Assuming you've got your local Maven config set up correctly (ie. your ~/.m2/settings.xml as in this example ) so Maven on your target system can see your internal Maven repo, you can now use Maven to request your libraries.


cd /tmp/play_deploy/ 
mvn -U    dependency:copy-dependencies -f <play_app_name>.xml


This should result in the version you selected in the XML file being deployed to the path you specified in the XML file, along with all dependencies required to run it.

Now, as before, move it to the correct place.

sudo /bin/rm -rf /opt/<play_service_name>/lib
sudo /bin/mv /tmp/play_deploy/<play_service_name>-*/* /opt/<play_service_name>/ "

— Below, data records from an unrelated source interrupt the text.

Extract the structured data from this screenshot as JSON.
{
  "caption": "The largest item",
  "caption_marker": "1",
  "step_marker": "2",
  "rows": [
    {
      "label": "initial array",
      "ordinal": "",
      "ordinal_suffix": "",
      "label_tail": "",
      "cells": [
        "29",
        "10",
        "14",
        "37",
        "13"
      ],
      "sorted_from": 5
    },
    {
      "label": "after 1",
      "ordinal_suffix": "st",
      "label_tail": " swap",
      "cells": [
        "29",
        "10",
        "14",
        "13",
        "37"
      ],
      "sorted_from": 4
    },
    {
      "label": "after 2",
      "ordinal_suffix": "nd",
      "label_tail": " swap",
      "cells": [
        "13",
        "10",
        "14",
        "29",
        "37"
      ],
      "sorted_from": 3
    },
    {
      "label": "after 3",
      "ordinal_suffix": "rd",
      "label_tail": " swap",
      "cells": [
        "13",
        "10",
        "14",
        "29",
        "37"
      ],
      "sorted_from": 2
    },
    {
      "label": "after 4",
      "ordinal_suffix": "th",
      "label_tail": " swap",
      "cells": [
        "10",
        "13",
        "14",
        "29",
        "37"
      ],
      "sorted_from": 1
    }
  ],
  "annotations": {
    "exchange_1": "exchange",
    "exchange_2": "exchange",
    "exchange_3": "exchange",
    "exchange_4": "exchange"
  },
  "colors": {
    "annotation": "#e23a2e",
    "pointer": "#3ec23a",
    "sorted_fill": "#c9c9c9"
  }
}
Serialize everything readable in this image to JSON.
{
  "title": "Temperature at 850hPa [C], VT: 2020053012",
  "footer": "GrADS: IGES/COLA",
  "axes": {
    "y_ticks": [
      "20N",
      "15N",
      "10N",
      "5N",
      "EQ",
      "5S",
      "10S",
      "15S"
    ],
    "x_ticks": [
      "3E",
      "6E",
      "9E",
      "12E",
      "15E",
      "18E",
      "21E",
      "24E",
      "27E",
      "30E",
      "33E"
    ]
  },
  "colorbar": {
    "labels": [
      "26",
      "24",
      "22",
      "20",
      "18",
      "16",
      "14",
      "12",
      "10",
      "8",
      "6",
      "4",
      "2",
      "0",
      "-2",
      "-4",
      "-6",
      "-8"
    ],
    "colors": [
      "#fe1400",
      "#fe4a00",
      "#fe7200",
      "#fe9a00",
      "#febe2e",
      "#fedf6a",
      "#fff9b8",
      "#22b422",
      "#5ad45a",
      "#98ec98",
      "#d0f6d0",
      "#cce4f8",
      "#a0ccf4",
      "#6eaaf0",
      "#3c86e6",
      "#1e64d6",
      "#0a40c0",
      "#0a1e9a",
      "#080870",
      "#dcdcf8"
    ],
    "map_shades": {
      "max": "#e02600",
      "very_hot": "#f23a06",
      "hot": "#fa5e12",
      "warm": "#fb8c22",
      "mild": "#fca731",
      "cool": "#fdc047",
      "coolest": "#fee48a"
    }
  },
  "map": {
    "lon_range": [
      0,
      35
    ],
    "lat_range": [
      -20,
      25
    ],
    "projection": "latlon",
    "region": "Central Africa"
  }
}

 Now the code is deployed, you're ready for Puppet to take over.

Method 4 - System Packaging


Systems Admins already have tools to automatically check/deploy/upgrade the software on the systems under their control. RPM and deb are the most popular formats for Linux

Converting Play applications (typically distributed in ZIP format) into these formats is a little more involved, but worth it for larger system estates. I'll describe the process, but the specifics are a little outside a blog post. Perhaps I'll cover it in the future.

Essentially, the idea is as part of your build process, to take the ZIP file, convert it into a RPM/deb, then upload it to your repository. Then it will be available to be installed, using native OS commands, as if you were installing a new version of Apache HTTPD.

This project aims to bring this support natively to SBT, but until then, you're going to have to script this yourself, with the help of some Jenkins plugins like this.